Will the fact that Gruden now has Jacobs as the rushing thunder and Drake as the rushing lightning lead to a slightly more rush-heavy game-plan than we even saw in 2020? It's possible, but just through pure volume, Waller will likely finish as a top-three tight end barring any long-term injury. The questions then become is there room for further growth and how much you value production at the tight end spot compared to what else you can get around Waller's ADP
With a third-round draft cost, the calculus clearly has to be what is the opportunity cost of drafting Waller with such a high pick? Near the end of the third round, drafting Waller means missing on running backs like Edwards-Helaire (ADP of 27), Jacobs (28) and D'Andre Swift (30). It also means missing out on elite pass-catchers like Michael Thomas (31, and due for some serious touchdown regression), Keenan Allen (33), and perhaps Terry McLaurin (38). These all have the potential to be elite fantasy producers, but I would argue Waller has fewer question marks than any of these players except Allen.

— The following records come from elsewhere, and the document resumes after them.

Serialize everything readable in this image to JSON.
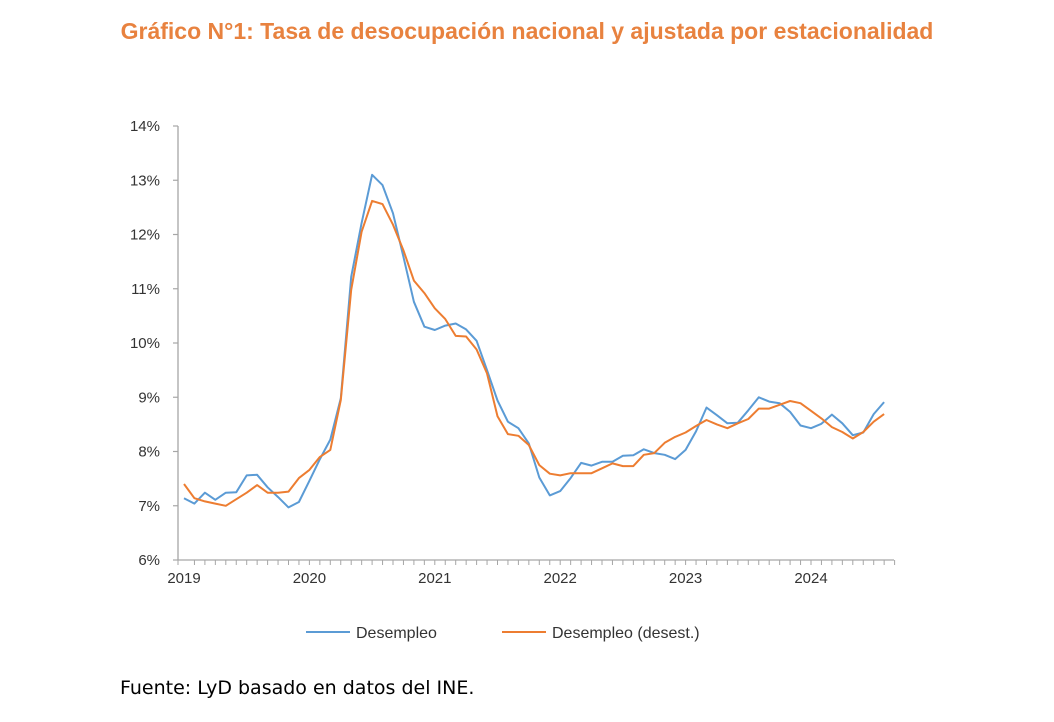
{
  "title": "Gráfico N°1: Tasa de desocupación nacional y ajustada por estacionalidad",
  "footer": "Fuente: LyD basado en datos del INE.",
  "chart_data": {
    "type": "line",
    "title": "Gráfico N°1: Tasa de desocupación nacional y ajustada por estacionalidad",
    "xlabel": "",
    "ylabel": "",
    "frequency": "monthly",
    "start": "2019-01",
    "x_tick_labels": [
      "2019",
      "2020",
      "2021",
      "2022",
      "2023",
      "2024"
    ],
    "y_tick_labels": [
      "6%",
      "7%",
      "8%",
      "9%",
      "10%",
      "11%",
      "12%",
      "13%",
      "14%"
    ],
    "ylim": [
      6,
      14
    ],
    "grid": false,
    "legend_position": "bottom",
    "colors": {
      "Desempleo": "#5B9BD5",
      "Desempleo (desest.)": "#ED7D31"
    },
    "series": [
      {
        "name": "Desempleo",
        "values": [
          7.14,
          7.04,
          7.24,
          7.11,
          7.24,
          7.25,
          7.56,
          7.57,
          7.34,
          7.16,
          6.97,
          7.07,
          7.46,
          7.86,
          8.22,
          8.98,
          11.22,
          12.21,
          13.1,
          12.91,
          12.39,
          11.59,
          10.76,
          10.3,
          10.24,
          10.32,
          10.36,
          10.25,
          10.04,
          9.5,
          8.94,
          8.55,
          8.43,
          8.15,
          7.52,
          7.19,
          7.27,
          7.51,
          7.79,
          7.74,
          7.81,
          7.81,
          7.92,
          7.93,
          8.04,
          7.97,
          7.94,
          7.86,
          8.03,
          8.37,
          8.81,
          8.67,
          8.52,
          8.53,
          8.76,
          9.0,
          8.92,
          8.89,
          8.73,
          8.48,
          8.43,
          8.51,
          8.68,
          8.52,
          8.3,
          8.35,
          8.69,
          8.91
        ]
      },
      {
        "name": "Desempleo (desest.)",
        "values": [
          7.4,
          7.14,
          7.08,
          7.04,
          7.0,
          7.12,
          7.24,
          7.38,
          7.24,
          7.24,
          7.26,
          7.51,
          7.66,
          7.9,
          8.03,
          8.95,
          10.98,
          12.05,
          12.62,
          12.56,
          12.18,
          11.71,
          11.15,
          10.92,
          10.64,
          10.44,
          10.13,
          10.12,
          9.88,
          9.44,
          8.65,
          8.32,
          8.29,
          8.12,
          7.75,
          7.59,
          7.56,
          7.6,
          7.6,
          7.6,
          7.69,
          7.78,
          7.73,
          7.73,
          7.94,
          7.97,
          8.16,
          8.27,
          8.35,
          8.47,
          8.58,
          8.5,
          8.43,
          8.52,
          8.6,
          8.79,
          8.79,
          8.86,
          8.93,
          8.89,
          8.75,
          8.61,
          8.45,
          8.36,
          8.24,
          8.36,
          8.55,
          8.69
        ]
      }
    ]
  }
}
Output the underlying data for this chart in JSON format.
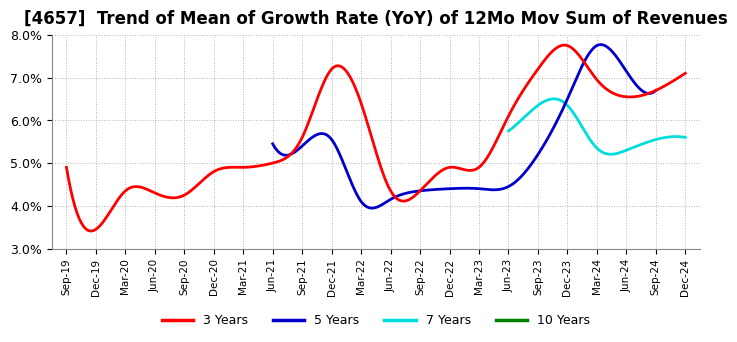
{
  "title": "[4657]  Trend of Mean of Growth Rate (YoY) of 12Mo Mov Sum of Revenues",
  "ylim": [
    0.03,
    0.08
  ],
  "yticks": [
    0.03,
    0.04,
    0.05,
    0.06,
    0.07,
    0.08
  ],
  "ytick_labels": [
    "3.0%",
    "4.0%",
    "5.0%",
    "6.0%",
    "7.0%",
    "8.0%"
  ],
  "x_labels": [
    "Sep-19",
    "Dec-19",
    "Mar-20",
    "Jun-20",
    "Sep-20",
    "Dec-20",
    "Mar-21",
    "Jun-21",
    "Sep-21",
    "Dec-21",
    "Mar-22",
    "Jun-22",
    "Sep-22",
    "Dec-22",
    "Mar-23",
    "Jun-23",
    "Sep-23",
    "Dec-23",
    "Mar-24",
    "Jun-24",
    "Sep-24",
    "Dec-24"
  ],
  "series_3y_x": [
    0,
    1,
    2,
    3,
    4,
    5,
    6,
    7,
    8,
    9,
    10,
    11,
    12,
    13,
    14,
    15,
    16,
    17,
    18,
    19,
    20,
    21
  ],
  "series_3y_y": [
    0.049,
    0.0345,
    0.0435,
    0.043,
    0.0425,
    0.048,
    0.049,
    0.05,
    0.056,
    0.072,
    0.064,
    0.0435,
    0.0435,
    0.049,
    0.049,
    0.061,
    0.072,
    0.0775,
    0.0695,
    0.0655,
    0.067,
    0.071
  ],
  "series_5y_x": [
    7,
    8,
    9,
    10,
    11,
    12,
    13,
    14,
    15,
    16,
    17,
    18,
    19,
    20
  ],
  "series_5y_y": [
    0.0545,
    0.054,
    0.0555,
    0.041,
    0.0415,
    0.0435,
    0.044,
    0.044,
    0.0445,
    0.052,
    0.065,
    0.0775,
    0.0715,
    0.067
  ],
  "series_7y_x": [
    15,
    16,
    17,
    18,
    19,
    20,
    21
  ],
  "series_7y_y": [
    0.0575,
    0.0635,
    0.0635,
    0.0535,
    0.053,
    0.0555,
    0.056
  ],
  "series_10y_x": [],
  "series_10y_y": [],
  "color_3y": "#FF0000",
  "color_5y": "#0000CC",
  "color_7y": "#00DDDD",
  "color_10y": "#008000",
  "background_color": "#FFFFFF",
  "plot_bg_color": "#FFFFFF",
  "grid_color": "#AAAAAA",
  "title_fontsize": 12,
  "legend_labels": [
    "3 Years",
    "5 Years",
    "7 Years",
    "10 Years"
  ]
}
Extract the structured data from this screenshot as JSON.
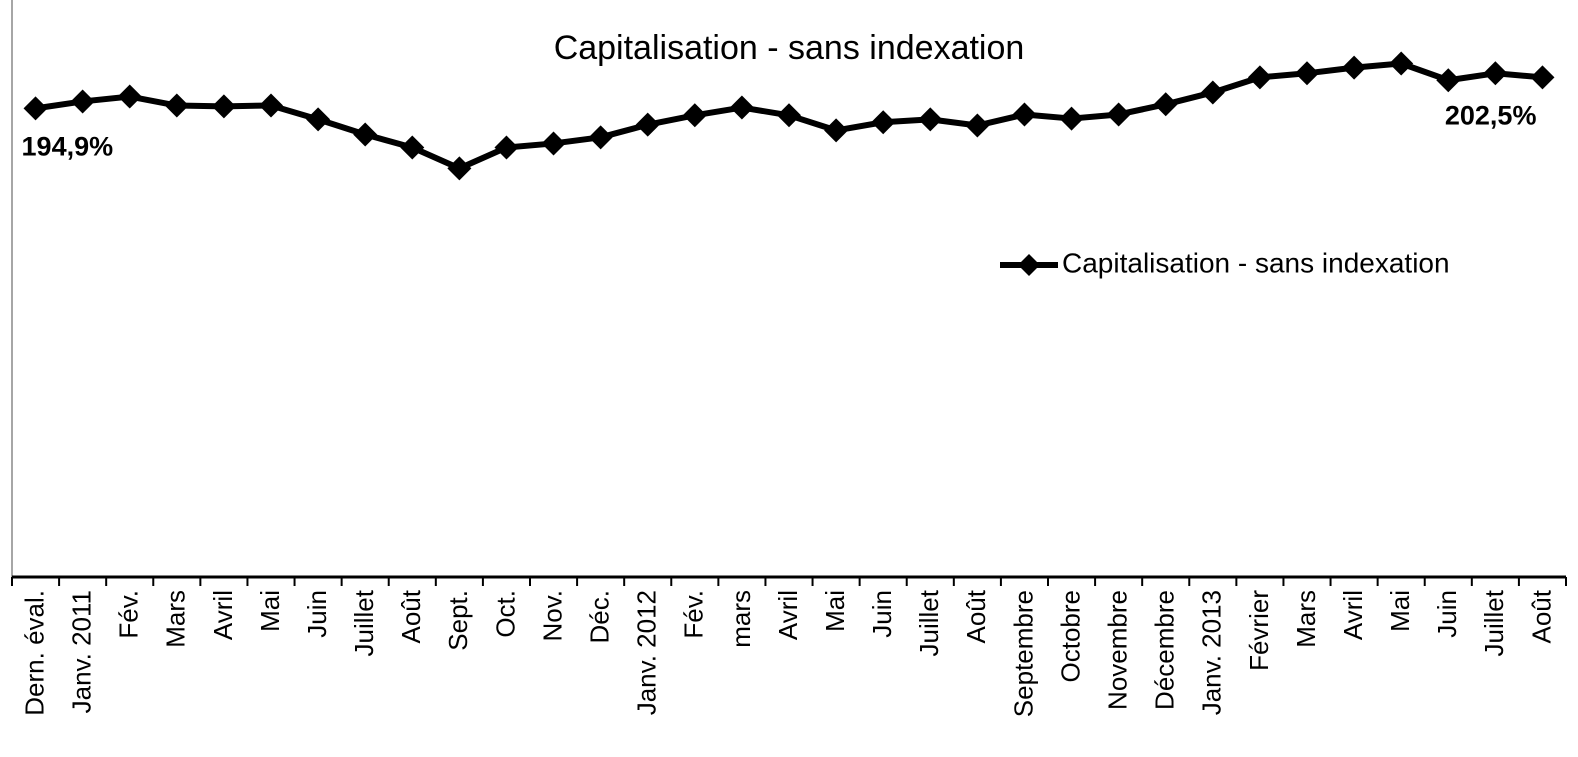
{
  "chart_data": {
    "type": "line",
    "title": "Capitalisation - sans indexation",
    "categories": [
      "Dern. éval.",
      "Janv. 2011",
      "Fév.",
      "Mars",
      "Avril",
      "Mai",
      "Juin",
      "Juillet",
      "Août",
      "Sept.",
      "Oct.",
      "Nov.",
      "Déc.",
      "Janv. 2012",
      "Fév.",
      "mars",
      "Avril",
      "Mai",
      "Juin",
      "Juillet",
      "Août",
      "Septembre",
      "Octobre",
      "Novembre",
      "Décembre",
      "Janv. 2013",
      "Février",
      "Mars",
      "Avril",
      "Mai",
      "Juin",
      "Juillet",
      "Août"
    ],
    "series": [
      {
        "name": "Capitalisation - sans indexation",
        "color": "#000000",
        "values": [
          194.9,
          196.6,
          197.8,
          195.6,
          195.4,
          195.6,
          192.2,
          188.5,
          185.3,
          180.2,
          185.3,
          186.3,
          187.8,
          190.9,
          193.2,
          195.1,
          193.2,
          189.5,
          191.5,
          192.2,
          190.7,
          193.4,
          192.4,
          193.4,
          195.9,
          198.8,
          202.5,
          203.5,
          204.9,
          205.9,
          201.8,
          203.5,
          202.5
        ],
        "value_labels": [
          "194,9%",
          null,
          null,
          null,
          null,
          null,
          null,
          null,
          null,
          null,
          null,
          null,
          null,
          null,
          null,
          null,
          null,
          null,
          null,
          null,
          null,
          null,
          null,
          null,
          null,
          null,
          null,
          null,
          null,
          null,
          null,
          null,
          "202,5%"
        ]
      }
    ],
    "ylim": [
      80,
      220
    ],
    "legend": "right"
  }
}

In the end, I have Waller as my TE2 this year and would take his guaranteed production over any of these skill-position question marks, particularly in any PPR-type format. Assuming I have two workhorse running backs or one elite back and one elite wide receiver through two rounds, I have no problem taking Waller at his current ADP, especially as more training camp buzz starts building for him, which could drive his ADP closer to the second round. Anything after pick 35 or so is just plain stealing at this point as Waller (only 28 years old) has a floor/ceiling combination we can trust.
Our projections have him pegged for 154 targets, 109 receptions, 1199 yards and 7.5 touchdowns -- which is basically right in line with his 2020 output of 107 catches, 1,196 yards and 9 scores. I'm on board with the targets and touchdowns but would personally give him a bump in both receptions and yards.